[ExI] Drake Equation Musings
Anders Sandberg
anders at aleph.se
Fri May 20 09:39:36 UTC 2016
My understanding of the story is like this: we start with a spacetime
manifold which is curled up in a complex way, on which various fields
slosh around. One of them undergoes a false vaccum phase transition that
makes some of the directions of the manifold unfold a lot very fast,
producing a big spacetime. However, this unfolding happens differently
in different patches, producing big spacetimes separated from each other
and potentially with different dimensionality or physics (due to local
symmetry breaking of what dimensions unfolded or the values of the
parameters set by the fields).
Note that spacetime expansion is allowed to be arbitrary, but fields on
it can only change with signals moving at the speed of light on the
spacetime. So vacuum decay can only spread at lightspeed in the
surrounding manifold, although the internal spacetime metric of the
decyed region might have turned all weird.
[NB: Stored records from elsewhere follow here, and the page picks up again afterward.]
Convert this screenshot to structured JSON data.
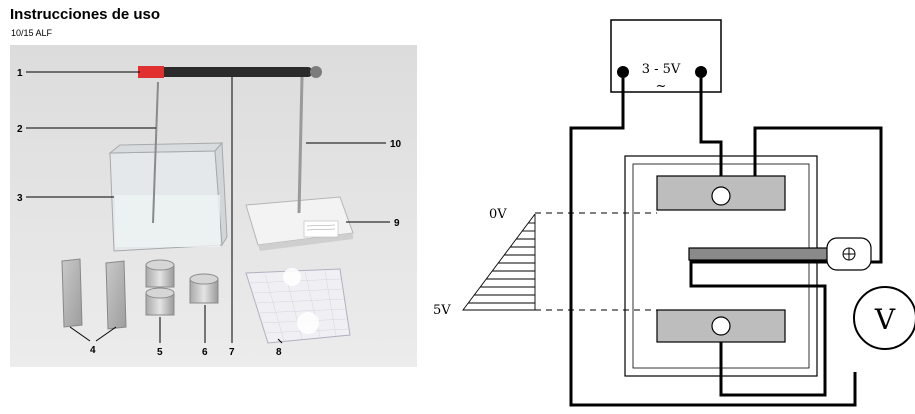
{
  "header": {
    "title": "Instrucciones de uso",
    "code": "10/15 ALF"
  },
  "photo": {
    "callouts": [
      "1",
      "2",
      "3",
      "4",
      "5",
      "6",
      "7",
      "8",
      "9",
      "10"
    ]
  },
  "schematic": {
    "supply_label": "3 - 5V",
    "supply_symbol": "~",
    "voltage_top": "0V",
    "voltage_bottom": "5V",
    "meter_label": "V"
  }
}
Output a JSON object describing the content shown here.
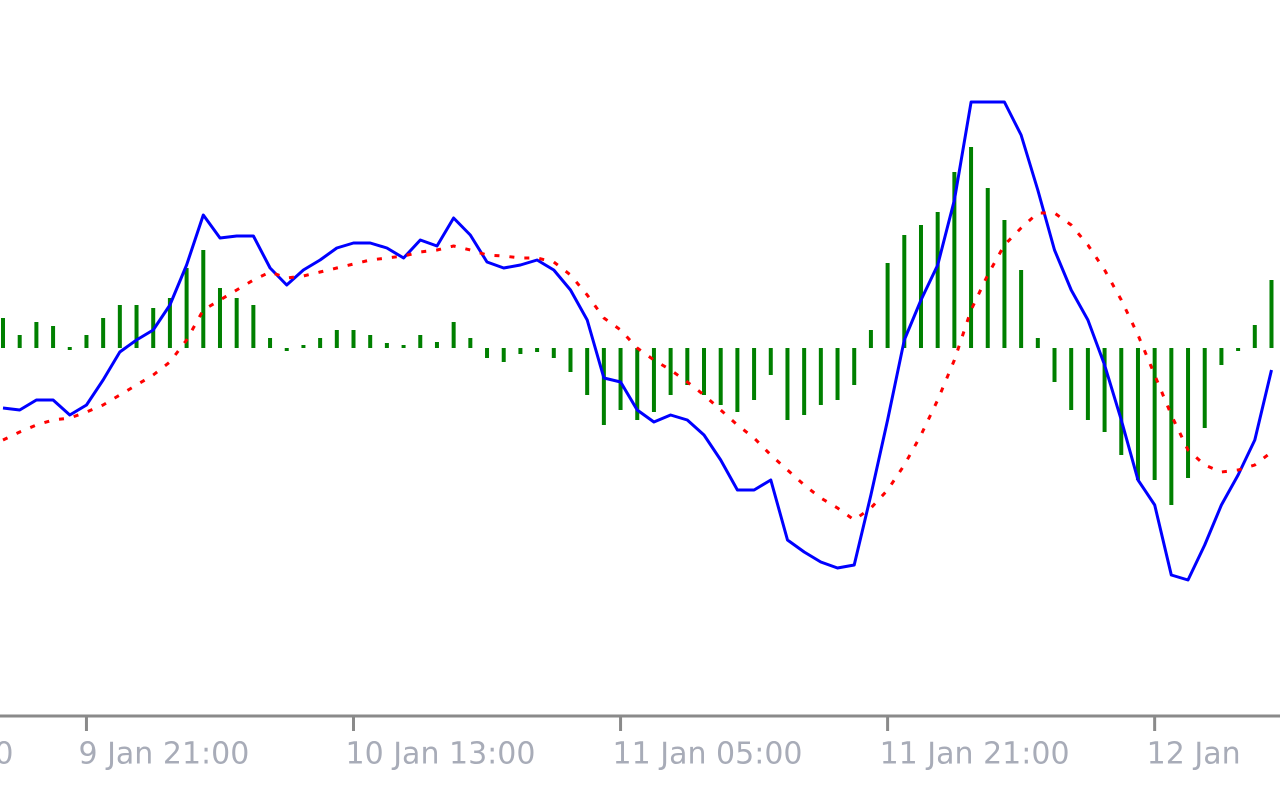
{
  "chart_data": {
    "type": "macd",
    "xlim": [
      -0.18,
      76.51
    ],
    "ylim": [
      -3.67,
      3.48
    ],
    "xticks": [
      {
        "value": -11,
        "label": "0"
      },
      {
        "value": 5,
        "label": "9 Jan 21:00"
      },
      {
        "value": 21,
        "label": "10 Jan 13:00"
      },
      {
        "value": 37,
        "label": "11 Jan 05:00"
      },
      {
        "value": 53,
        "label": "11 Jan 21:00"
      },
      {
        "value": 69,
        "label": "12 Jan"
      }
    ],
    "series": [
      {
        "type": "bar",
        "color": "#008000",
        "values": [
          0.3,
          0.13,
          0.26,
          0.22,
          0.01,
          0.13,
          0.3,
          0.43,
          0.43,
          0.4,
          0.5,
          0.8,
          0.98,
          0.6,
          0.5,
          0.43,
          0.1,
          -0.02,
          0.03,
          0.1,
          0.18,
          0.18,
          0.13,
          0.05,
          0.03,
          0.13,
          0.06,
          0.26,
          0.1,
          -0.1,
          -0.14,
          -0.06,
          -0.04,
          -0.1,
          -0.24,
          -0.47,
          -0.77,
          -0.62,
          -0.72,
          -0.64,
          -0.47,
          -0.37,
          -0.47,
          -0.57,
          -0.64,
          -0.52,
          -0.27,
          -0.72,
          -0.67,
          -0.57,
          -0.52,
          -0.37,
          0.18,
          0.85,
          1.13,
          1.23,
          1.36,
          1.76,
          2.01,
          1.6,
          1.28,
          0.78,
          0.1,
          -0.34,
          -0.62,
          -0.72,
          -0.84,
          -1.07,
          -1.32,
          -1.32,
          -1.57,
          -1.3,
          -0.8,
          -0.17,
          -0.02,
          0.23,
          0.68
        ]
      },
      {
        "type": "line",
        "color": "#0000ff",
        "values": [
          -0.6,
          -0.62,
          -0.52,
          -0.52,
          -0.67,
          -0.57,
          -0.32,
          -0.04,
          0.08,
          0.18,
          0.43,
          0.83,
          1.33,
          1.1,
          1.12,
          1.12,
          0.8,
          0.63,
          0.78,
          0.88,
          1.0,
          1.05,
          1.05,
          1.0,
          0.9,
          1.08,
          1.02,
          1.3,
          1.13,
          0.86,
          0.8,
          0.83,
          0.88,
          0.78,
          0.58,
          0.28,
          -0.3,
          -0.34,
          -0.62,
          -0.74,
          -0.67,
          -0.72,
          -0.87,
          -1.12,
          -1.42,
          -1.42,
          -1.32,
          -1.92,
          -2.04,
          -2.14,
          -2.2,
          -2.17,
          -1.47,
          -0.72,
          0.08,
          0.48,
          0.83,
          1.48,
          2.46,
          2.46,
          2.46,
          2.13,
          1.58,
          0.98,
          0.58,
          0.28,
          -0.17,
          -0.72,
          -1.32,
          -1.57,
          -2.27,
          -2.32,
          -1.97,
          -1.57,
          -1.27,
          -0.92,
          -0.22
        ]
      },
      {
        "type": "line",
        "dashed": true,
        "color": "#ff0000",
        "values": [
          -0.92,
          -0.84,
          -0.77,
          -0.72,
          -0.7,
          -0.64,
          -0.57,
          -0.47,
          -0.37,
          -0.27,
          -0.14,
          0.08,
          0.38,
          0.48,
          0.58,
          0.68,
          0.76,
          0.7,
          0.72,
          0.76,
          0.8,
          0.84,
          0.88,
          0.9,
          0.92,
          0.96,
          0.98,
          1.02,
          0.98,
          0.93,
          0.92,
          0.9,
          0.9,
          0.86,
          0.73,
          0.53,
          0.3,
          0.18,
          0,
          -0.12,
          -0.22,
          -0.34,
          -0.47,
          -0.62,
          -0.77,
          -0.9,
          -1.07,
          -1.22,
          -1.37,
          -1.5,
          -1.6,
          -1.72,
          -1.6,
          -1.42,
          -1.17,
          -0.87,
          -0.52,
          -0.12,
          0.38,
          0.73,
          1.03,
          1.2,
          1.35,
          1.35,
          1.23,
          1.03,
          0.78,
          0.48,
          0.13,
          -0.27,
          -0.67,
          -1.02,
          -1.17,
          -1.24,
          -1.22,
          -1.17,
          -1.04
        ]
      }
    ]
  }
}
On 2016-05-19 22:03, Rafal Smigrodzki wrote:
Superluminal? I though all vacuum decay models had it spreading
merely at lightspeed?
### This is one (of many) things I don't quite get: Inflation was
superluminal and occurred after the false vacuum decay that generated
our spacetime, so you would think the change would propagate superluminally.
Now that I think about it, maybe it went like this: vacuum decay
generated new dimensions and inflation occurred in these new dimensions,
not in the parent universe. Linde's eternal inflation does not blow up
the non-inflating domains, it keeps happening between them.